後ろから、追いついてきたのは二十メートルの白銀の人型機動兵器。 搭乗者はエッジである。

肩部と脚部にサブスラスター、腰部にメインスラスターを設置するという一風変わった配置だ。それ以外は全体的にシンプルな印象を与える機体である。


「どうせ向こうから先に撃ってくるヨ。 それが開戦の合図ってことで。 ナン、最終勧告ヨロシクゥ!」


 最終勧告が終わる前に、艦隊から一斉射が放たれた。幾条もの光線とそれを追うように実体弾が迫る。


「エッジ、戦闘機が一点、戦艦が十五点でどうだ?」


「いいだろう。負けた方が飯代を出す、でいいか?」


「一発芸も込みで」


「後悔するなよ」


 白銀の機体が戦闘機に変形し、艦隊に突貫する。

 エッジは粒子砲とショットセルで軌道上の敵弾を相殺しながら直線で突き進む。


 白銀の剣のようなフォルムの戦闘機の先端から光の粒子が放たれ、やがて機体全体が光の残滓に包まれる。


 この段階の白銀の機体には、敵機の攻撃は既に意味のないものになっていた。

 迫る光弾も、実体弾も、避け損ねた敵戦闘機もものともせず、体当たりで撃破し、尚も目標に向かって一直線で進む。


 狙いは十五点だ。




 ジンバはボードを操り全ての敵弾を交わして進む。


「分! 身!」


 ジンバの掛け声を受け、ナンのアナウンスが始まる。

『機動ボード下部の時空線を消失点へ接続します……接続確認……実体像投影五秒前、三、二、一、コンタクト』


 ジンバのボードの裏側に、二人目のジンバが現れる。


「「イイイイィヤッホオ―――ウィ!」」


 ボードの上下に立つジンバが、すれ違い様に敵戦闘機を両手のフォトンマシンガンで次々と撃破してゆく。




 ジンバの攻撃により戦闘機の四分の一が消滅した頃、エッジは二隻目の戦艦の横腹に突入するところだった。

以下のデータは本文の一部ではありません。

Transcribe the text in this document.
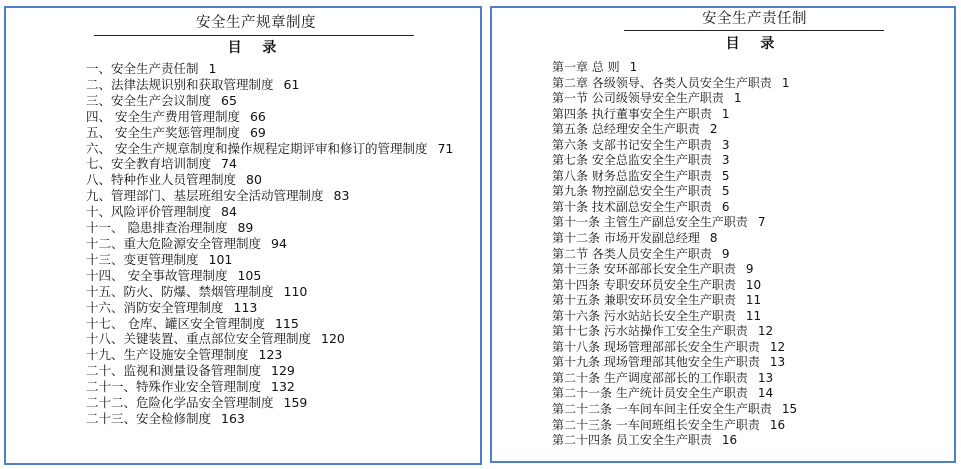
安全生产规章制度
目 录
一、安全生产责任制 1
二、法律法规识别和获取管理制度 61
三、安全生产会议制度 65
四、 安全生产费用管理制度 66
五、 安全生产奖惩管理制度 69
六、 安全生产规章制度和操作规程定期评审和修订的管理制度 71
七、安全教育培训制度 74
八、特种作业人员管理制度 80
九、管理部门、基层班组安全活动管理制度 83
十、风险评价管理制度 84
十一、 隐患排查治理制度 89
十二、重大危险源安全管理制度 94
十三、变更管理制度 101
十四、 安全事故管理制度 105
十五、防火、防爆、禁烟管理制度 110
十六、消防安全管理制度 113
十七、 仓库、罐区安全管理制度 115
十八、关键装置、重点部位安全管理制度 120
十九、生产设施安全管理制度 123
二十、监视和测量设备管理制度 129
二十一、特殊作业安全管理制度 132
二十二、危险化学品安全管理制度 159
二十三、安全检修制度 163
安全生产责任制
目 录
第一章 总 则 1
第二章 各级领导、各类人员安全生产职责 1
第一节 公司级领导安全生产职责 1
第四条 执行董事安全生产职责 1
第五条 总经理安全生产职责 2
第六条 支部书记安全生产职责 3
第七条 安全总监安全生产职责 3
第八条 财务总监安全生产职责 5
第九条 物控副总安全生产职责 5
第十条 技术副总安全生产职责 6
第十一条 主管生产副总安全生产职责 7
第十二条 市场开发副总经理 8
第二节 各类人员安全生产职责 9
第十三条 安环部部长安全生产职责 9
第十四条 专职安环员安全生产职责 10
第十五条 兼职安环员安全生产职责 11
第十六条 污水站站长安全生产职责 11
第十七条 污水站操作工安全生产职责 12
第十八条 现场管理部部长安全生产职责 12
第十九条 现场管理部其他安全生产职责 13
第二十条 生产调度部部长的工作职责 13
第二十一条 生产统计员安全生产职责 14
第二十二条 一车间车间主任安全生产职责 15
第二十三条 一车间班组长安全生产职责 16
第二十四条 员工安全生产职责 16
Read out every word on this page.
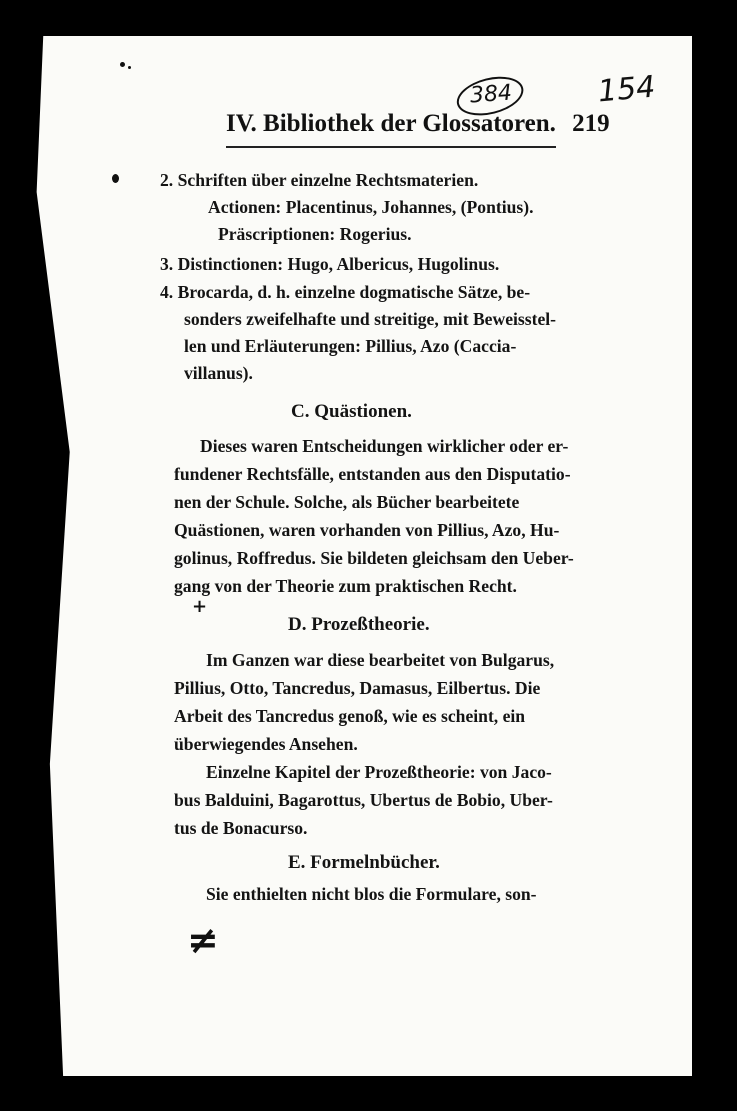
384	154
IV. Bibliothek der Glossatoren. 219
2. Schriften über einzelne Rechtsmaterien.
Actionen: Placentinus, Johannes, (Pontius).
Präscriptionen: Rogerius.
3. Distinctionen: Hugo, Albericus, Hugolinus.
4. Brocarda, d. h. einzelne dogmatische Sätze, be-
sonders zweifelhafte und streitige, mit Beweisstel-
len und Erläuterungen: Pillius, Azo (Caccia-
villanus).
C. Quästionen.
Dieses waren Entscheidungen wirklicher oder er-
fundener Rechtsfälle, entstanden aus den Disputatio-
nen der Schule. Solche, als Bücher bearbeitete
Quästionen, waren vorhanden von Pillius, Azo, Hu-
golinus, Roffredus. Sie bildeten gleichsam den Ueber-
gang von der Theorie zum praktischen Recht.
+
D. Prozeßtheorie.
Im Ganzen war diese bearbeitet von Bulgarus,
Pillius, Otto, Tancredus, Damasus, Eilbertus. Die
Arbeit des Tancredus genoß, wie es scheint, ein
überwiegendes Ansehen.
Einzelne Kapitel der Prozeßtheorie: von Jaco-
bus Balduini, Bagarottus, Ubertus de Bobio, Uber-
tus de Bonacurso.
E. Formelnbücher.
Sie enthielten nicht blos die Formulare, son-
≠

 艦の右後方から左前方にかけて風穴をあけられた敵艦は小規模な爆発を繰り返しながら分解していく。

 一隻目の戦艦は既にエッジの機体に艦首からジェネレーターまでを貫かれて爆散して消滅した。


 一瞬で人型へと転じた白銀の機体が腰部のスラスターを取り外す。


 左右それぞれのスラスターを組み合わせると、右肩に担ぐように振りかぶる。

 組み合わせたスラスターから光の粒子がほとばしり、千メートルほど先で三日月状に反り返る。


 光の粒子が三日月型に変じた頃、白銀の機体がその両手を振り下ろす。


 戦艦を突き抜けた勢いのまま戦場移動していた機体は、既に次の十五点を射程に捉えていた。


 巨大な白兵戦用武器と化したスラスターが、その迸る粒子で軌道上の戦闘機を切り飛ばしながら最後に残った戦艦に下ろされた。

 その姿は正しく死神の鎌だ。


 その後も鎌が振るわれるたびに、戦闘機が刈り取られていく。


 さて、敵の戦闘機についてだが、この機体はフレキシブルスラスターの採用により、既存の戦闘機に比べて格段に運動性能が向上している。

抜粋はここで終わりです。